A biópsia líquida, um exame de sangue capaz de identificar alterações genéticas no DNA tumoral, tem se destacado como uma alternativa menos invasiva e mais precisa para monitorar a progressão da doença e definir tratamentos mais eficazes. O tema ganhou relevância durante a reunião anual da Sociedade Americana de Oncologia Clínica (Asco) 2025, o maior congresso de oncologia do mundo.
O exame permite identificar fragmentos do DNA tumoral circulante no organismo, ou seja, aquele que sofreu mutações cancerígenas. Segundo Carlos dos Anjos, oncologista do Centro de Oncologia do Sírio-Libanês, a biópsia líquida possibilita entender se o tumor está respondendo ao tratamento, se desenvolveu resistência ou se há sinais precoces de que ele pode voltar a crescer.
A biópsia líquida é frequentemente indicada quando a biópsia tradicional, que envolve a retirada de um tecido para análise, representa um risco elevado para o paciente. A coleta de uma amostra de sangue minimiza os riscos, tornando possível substituir biópsias complexas em áreas de difícil acesso.
Além de ser menos invasiva, a biópsia líquida oferece vantagens como segurança, possibilidade de repetição frequente e uma visão mais ampla da doença. O procedimento é amplamente utilizado no monitoramento de mutações que conferem resistência aos tratamentos, permitindo ajustes mais precoces, e na detecção precoce de sinais de recaída, especialmente em pacientes já tratados.

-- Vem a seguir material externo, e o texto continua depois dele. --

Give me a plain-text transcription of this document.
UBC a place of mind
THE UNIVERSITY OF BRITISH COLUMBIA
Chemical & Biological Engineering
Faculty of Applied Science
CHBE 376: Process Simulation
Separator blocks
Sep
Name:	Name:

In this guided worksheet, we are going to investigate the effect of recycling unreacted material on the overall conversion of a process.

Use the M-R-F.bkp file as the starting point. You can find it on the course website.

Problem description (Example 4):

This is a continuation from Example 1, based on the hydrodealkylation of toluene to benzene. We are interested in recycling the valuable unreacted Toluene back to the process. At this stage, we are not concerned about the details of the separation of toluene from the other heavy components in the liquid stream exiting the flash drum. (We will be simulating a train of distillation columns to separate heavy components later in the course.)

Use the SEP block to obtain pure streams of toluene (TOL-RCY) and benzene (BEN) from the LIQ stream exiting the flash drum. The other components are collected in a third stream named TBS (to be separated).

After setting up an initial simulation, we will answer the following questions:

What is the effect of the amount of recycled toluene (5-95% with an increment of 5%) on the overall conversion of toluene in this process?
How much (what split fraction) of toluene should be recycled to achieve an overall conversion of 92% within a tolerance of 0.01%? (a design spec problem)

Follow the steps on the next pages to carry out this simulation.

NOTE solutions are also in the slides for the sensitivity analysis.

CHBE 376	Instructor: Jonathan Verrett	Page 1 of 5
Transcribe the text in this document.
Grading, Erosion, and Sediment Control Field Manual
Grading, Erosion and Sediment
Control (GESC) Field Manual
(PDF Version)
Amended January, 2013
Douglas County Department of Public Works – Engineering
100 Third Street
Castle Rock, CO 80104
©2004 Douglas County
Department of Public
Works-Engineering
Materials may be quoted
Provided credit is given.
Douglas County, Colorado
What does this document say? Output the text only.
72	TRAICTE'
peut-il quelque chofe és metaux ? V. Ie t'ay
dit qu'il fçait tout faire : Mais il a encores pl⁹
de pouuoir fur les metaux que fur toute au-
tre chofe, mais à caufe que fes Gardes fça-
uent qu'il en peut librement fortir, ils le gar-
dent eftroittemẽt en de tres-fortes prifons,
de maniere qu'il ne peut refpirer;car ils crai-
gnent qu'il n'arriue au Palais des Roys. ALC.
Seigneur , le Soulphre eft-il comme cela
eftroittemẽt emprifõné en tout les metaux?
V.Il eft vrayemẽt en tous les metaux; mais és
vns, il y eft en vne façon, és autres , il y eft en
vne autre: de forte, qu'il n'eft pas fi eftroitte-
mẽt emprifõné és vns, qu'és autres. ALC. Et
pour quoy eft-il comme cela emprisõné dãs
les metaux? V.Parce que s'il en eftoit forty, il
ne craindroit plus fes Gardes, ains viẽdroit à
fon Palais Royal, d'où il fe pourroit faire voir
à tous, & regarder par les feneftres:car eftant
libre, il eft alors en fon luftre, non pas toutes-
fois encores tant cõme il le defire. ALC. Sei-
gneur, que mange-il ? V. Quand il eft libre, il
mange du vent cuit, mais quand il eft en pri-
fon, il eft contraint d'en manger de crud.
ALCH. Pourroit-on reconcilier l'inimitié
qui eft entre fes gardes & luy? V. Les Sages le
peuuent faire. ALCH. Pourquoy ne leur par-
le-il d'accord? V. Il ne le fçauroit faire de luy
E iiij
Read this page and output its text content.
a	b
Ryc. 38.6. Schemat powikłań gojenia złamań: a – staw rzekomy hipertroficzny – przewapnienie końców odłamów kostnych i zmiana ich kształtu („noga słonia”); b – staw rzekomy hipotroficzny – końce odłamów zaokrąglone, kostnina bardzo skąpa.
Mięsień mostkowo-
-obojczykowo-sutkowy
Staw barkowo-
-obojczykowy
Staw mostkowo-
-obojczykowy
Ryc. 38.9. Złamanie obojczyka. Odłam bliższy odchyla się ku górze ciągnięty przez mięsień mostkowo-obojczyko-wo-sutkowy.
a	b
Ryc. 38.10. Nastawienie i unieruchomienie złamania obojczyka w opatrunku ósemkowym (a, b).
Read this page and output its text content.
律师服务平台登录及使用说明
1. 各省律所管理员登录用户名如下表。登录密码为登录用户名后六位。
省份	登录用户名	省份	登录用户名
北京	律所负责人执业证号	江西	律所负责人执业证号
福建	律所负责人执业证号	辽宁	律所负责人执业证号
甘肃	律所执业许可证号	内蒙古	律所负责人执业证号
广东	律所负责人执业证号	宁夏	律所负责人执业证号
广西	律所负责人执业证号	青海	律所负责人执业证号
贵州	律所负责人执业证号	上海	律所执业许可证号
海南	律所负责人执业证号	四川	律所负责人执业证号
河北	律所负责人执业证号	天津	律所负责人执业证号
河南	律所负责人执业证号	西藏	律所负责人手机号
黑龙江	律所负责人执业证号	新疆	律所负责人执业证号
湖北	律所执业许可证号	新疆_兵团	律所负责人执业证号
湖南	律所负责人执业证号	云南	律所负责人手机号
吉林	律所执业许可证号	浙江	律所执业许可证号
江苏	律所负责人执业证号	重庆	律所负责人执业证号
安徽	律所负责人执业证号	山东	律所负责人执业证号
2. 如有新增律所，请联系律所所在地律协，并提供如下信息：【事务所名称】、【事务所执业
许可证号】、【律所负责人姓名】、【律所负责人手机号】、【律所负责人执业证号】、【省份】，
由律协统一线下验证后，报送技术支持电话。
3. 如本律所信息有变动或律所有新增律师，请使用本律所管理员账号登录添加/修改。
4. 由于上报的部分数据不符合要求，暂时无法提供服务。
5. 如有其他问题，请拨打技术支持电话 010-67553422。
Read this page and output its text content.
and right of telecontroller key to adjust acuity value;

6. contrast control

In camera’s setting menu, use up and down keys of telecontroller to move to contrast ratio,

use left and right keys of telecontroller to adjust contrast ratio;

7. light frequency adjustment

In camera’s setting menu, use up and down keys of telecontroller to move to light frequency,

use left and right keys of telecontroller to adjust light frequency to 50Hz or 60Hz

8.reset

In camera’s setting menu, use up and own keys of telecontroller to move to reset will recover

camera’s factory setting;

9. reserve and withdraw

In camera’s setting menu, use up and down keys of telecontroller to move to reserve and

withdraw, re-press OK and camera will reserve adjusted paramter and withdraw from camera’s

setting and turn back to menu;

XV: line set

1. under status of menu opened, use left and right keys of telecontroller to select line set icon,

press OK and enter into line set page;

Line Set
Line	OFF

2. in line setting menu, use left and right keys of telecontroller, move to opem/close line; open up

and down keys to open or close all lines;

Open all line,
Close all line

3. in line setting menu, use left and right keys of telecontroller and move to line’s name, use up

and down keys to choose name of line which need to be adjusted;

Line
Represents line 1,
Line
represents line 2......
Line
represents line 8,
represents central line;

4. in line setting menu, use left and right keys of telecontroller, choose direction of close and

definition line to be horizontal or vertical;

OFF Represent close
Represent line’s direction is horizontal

O exame também tem sido utilizado em casos de doença inicial como ferramenta prognóstica, identificando pacientes com maior risco de recorrência. No entanto, estudos adicionais são necessários para comprovar se intervenções precoces baseadas nessas informações podem impactar diretamente na chance de cura.
De acordo com Anjos, a biópsia líquida já é utilizada para identificar alterações genéticas no DNA tumoral circulante no sangue em diversos tipos de tumores, como os de pulmão, mama, cólon, próstata e melanoma. A técnica é particularmente útil para pacientes com doença metastática, auxiliando na identificação de alterações genéticas que permitem o uso de terapias-alvo específicas.
Um dos estudos recentes que analisa a biópsia líquida é o SERENA-6, apresentado no congresso da Asco. O estudo testou o procedimento para detectar precocemente uma mutação chamada ESR1 em pacientes com câncer de mama hormônio-dependente, com o objetivo de ajustar o tratamento antes da progressão da doença.
A biópsia líquida já é uma realidade em situações bem definidas da oncologia, mas ainda enfrenta desafios de acesso devido ao seu alto custo, especialmente no âmbito da saúde pública no Brasil. A tendência é que esses exames se tornem parte da rotina oncológica nos próximos anos.